4.2 Graphene Derivatives Delivery Systems modified with Cyclodextrins

In drug delivery systems, graphene-derived nanoparticles were introduced to increase drug loading and control drug release by stimuli (e.g., alternating magnetic fields, changing pH or temperature) [59]. Among them, graphene oxide (GO) has become a research hotspot in the field of nanomedicine delivery due to its high specific surface area and abundant surface functional groups[60]. The CD-modified graphene oxide (GO) nanomedicine delivery systems take advantage of the cavity structure of CD and the stimuli-responsive release ability of GO. The delivery systems have a high drug loading capacity and loading efficiency, enabling targeted delivery and controlled release. Graphene oxide (GO) has been a hot topic of research [60]. Interestingly, a CD-modified nanocarrier based on GO was synthesized for cancer therapy using L-phenylalanine as a link, the load efficiency and load capacity of this system for DOX were 78.7% and 85%, respectively. After 72h, only 12% of DOX was slowly released at pH 7.4, while up to 40% of DOX was released at pH 5.3 under acidic conditions [61]. In addition, a supramolecular hydrogel consisting of GO and α-CD was designed. This supramolecular hydrogel increased drug loading through host-guest interactions and released the anticancer drug 5-fluorouracil in response to near-infrared light (NIR), temperature, and pH. In this system, GO was used as a core material for additional cross-linking to confer thermal stability. Meanwhile, GO absorbed near-infrared light and converted part of the heat into local heat to trigger the gel to sol transition[62]. However, there are still some limitations in the application of CD-modified graphene derivative delivery systems. First, although the cytotoxicity possessed by GO can partially be reduced by CDs modification, the long-term biosafety of this composite system is not yet clear[63, 64]. In addition, most of the existing methods for the preparation of CD-modified GO rely on sophisticated chemical reactions, which makes it difficult to convert to large-scale production[65].

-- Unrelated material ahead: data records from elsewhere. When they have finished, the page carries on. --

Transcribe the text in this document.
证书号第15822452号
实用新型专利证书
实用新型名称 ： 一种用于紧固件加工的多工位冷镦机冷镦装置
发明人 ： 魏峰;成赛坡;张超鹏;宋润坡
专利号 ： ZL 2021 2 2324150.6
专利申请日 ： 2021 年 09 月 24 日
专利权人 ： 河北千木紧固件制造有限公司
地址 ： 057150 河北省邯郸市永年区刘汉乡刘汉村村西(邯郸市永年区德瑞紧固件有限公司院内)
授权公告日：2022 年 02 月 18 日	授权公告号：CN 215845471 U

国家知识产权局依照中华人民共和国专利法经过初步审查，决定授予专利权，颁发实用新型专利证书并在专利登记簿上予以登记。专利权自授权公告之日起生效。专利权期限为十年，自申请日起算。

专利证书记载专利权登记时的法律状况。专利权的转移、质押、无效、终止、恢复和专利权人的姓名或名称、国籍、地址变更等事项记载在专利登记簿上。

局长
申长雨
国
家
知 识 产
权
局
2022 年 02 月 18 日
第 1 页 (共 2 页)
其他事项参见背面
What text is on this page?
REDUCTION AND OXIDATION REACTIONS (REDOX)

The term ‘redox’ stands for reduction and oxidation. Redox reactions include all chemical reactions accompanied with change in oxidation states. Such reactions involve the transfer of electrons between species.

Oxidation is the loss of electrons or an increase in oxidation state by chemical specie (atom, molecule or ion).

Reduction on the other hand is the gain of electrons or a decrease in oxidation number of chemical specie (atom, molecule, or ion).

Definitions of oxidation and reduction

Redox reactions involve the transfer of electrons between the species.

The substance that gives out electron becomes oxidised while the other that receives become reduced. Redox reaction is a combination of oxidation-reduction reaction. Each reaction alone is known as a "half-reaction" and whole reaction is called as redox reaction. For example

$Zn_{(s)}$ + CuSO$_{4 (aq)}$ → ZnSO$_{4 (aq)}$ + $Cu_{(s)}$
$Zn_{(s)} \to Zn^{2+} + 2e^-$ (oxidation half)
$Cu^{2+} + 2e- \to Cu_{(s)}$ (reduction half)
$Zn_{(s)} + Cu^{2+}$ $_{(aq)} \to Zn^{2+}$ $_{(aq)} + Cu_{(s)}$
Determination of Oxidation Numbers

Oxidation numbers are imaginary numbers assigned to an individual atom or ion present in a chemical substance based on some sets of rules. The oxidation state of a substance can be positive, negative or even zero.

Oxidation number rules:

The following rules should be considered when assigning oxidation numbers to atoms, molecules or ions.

4.3 Cyclodextrin-based Inorganic Nanoparticle Systems

Cyclodextrin-based inorganic nanoparticle delivery systems have attracted much attention due to their unique advantages in the field of targeted drug delivery and sustained release. In this system, commoninorganic nanomaterials mainly include mesoporous silica nanoparticles, plasmonic nanoparticles, magnetic nanoparticles, and quantum dots. Among them, mesoporous silica nanoparticles exhibit significant advantages in targeted delivery due to its internal pores with a large surface area and tunable mesoporous structure[66].Since mesoporous silica nanoparticles have no ability to respond to stimuli, they must be chemically modified using polymers or supramolecular structures to control release of drugs. On one hand, the derivatives of CDs were used as gatekeepers to control the release of drugs from premature release. Furthermore, CDs were loaded with drugs into mesoporous silica matrices and responded to external stimulus signals through host-guest interactions [67]. On the other hand, the derivatives of CDs contributed to the synthesis of these nanoparticles as reductants and stabilizers and increased the loading capacity of the drugs [68].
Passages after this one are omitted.